Mysterious James Kin Buried Near Railton

MYSTERIOUS JAMES KIN BURIED NEAR RAILTON: There is a grave in the Pleasant Grove Churchyard of a man who confided to a trusted friend that he was a close relatiave of the famous JAMES brothers, and that Bill BERRY, the name he called himself, was not his real name. He came with his wife from Tennessee and bought property from J H JONES on the Coles Bend Road near the fork at Finney. [Barren Co.] He opened a store and was a respected business man, a member of the Masonic Lodge and a useful citizen. The name "Berry's Store" was given the community and is so marked on the county map.
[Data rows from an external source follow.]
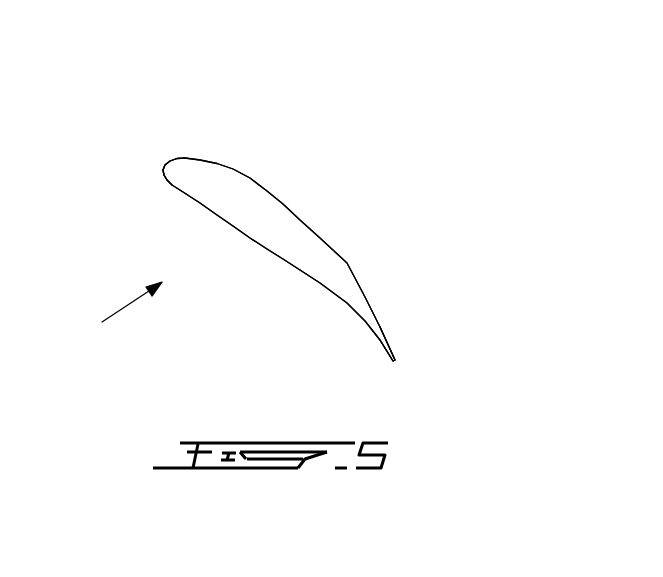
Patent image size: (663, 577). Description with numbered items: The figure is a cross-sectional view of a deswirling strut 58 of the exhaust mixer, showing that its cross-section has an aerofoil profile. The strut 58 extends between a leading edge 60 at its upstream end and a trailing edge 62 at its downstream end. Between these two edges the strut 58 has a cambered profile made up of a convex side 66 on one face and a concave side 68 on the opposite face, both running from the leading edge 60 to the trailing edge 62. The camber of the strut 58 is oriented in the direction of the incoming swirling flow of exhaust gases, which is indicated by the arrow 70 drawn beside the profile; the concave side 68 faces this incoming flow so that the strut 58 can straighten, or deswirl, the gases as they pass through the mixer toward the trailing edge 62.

The deswirling strut 58 is at (305, 245).
The leading edge 60 is at (165, 167).
The trailing edge 62 is at (393, 361).
The convex side 66 is at (257, 185).
The concave side 68 is at (283, 258).
The arrow 70 is at (125, 308).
This store was as mysterious as its owner. Lester Thomas [local researcher] says it was reputed to be geared up as a huge booby trap and guns of all kinds were hidden in every nook and cranny. BERRY always had one close at hand where ever he was. If anyone touched a closed door or window in his store, a cowbell or something similar would sound a franzied alarm.

It was said that certain horse deals with which he had been connected in Tennessee had generated such dangerous public complaints that he decided to move on before "the law" focused his attention on him, too close for comfort. A man who would occasionally visit him from Tennessee, he introduced as a relative, "Mr. JAMES." Actually, the famous JAMES family was in Kentucky long before the bandits went to Missouri and most of their connected families, the MINNS, POORS, WOODSONS, and LINDSEYS remained in Tennessee and Kentucky, law-abiding and respecting families.

BERRY died at an advanced age, too senile to hear his cowbells and customers sneaked out many of his guns, after his eyes were too dim to catch them. The Masons buried him and sent his wife to the Masonic Home in Louisville, where she died a short time afterward. The weather turned too severe to bring her remains to the side of her husband.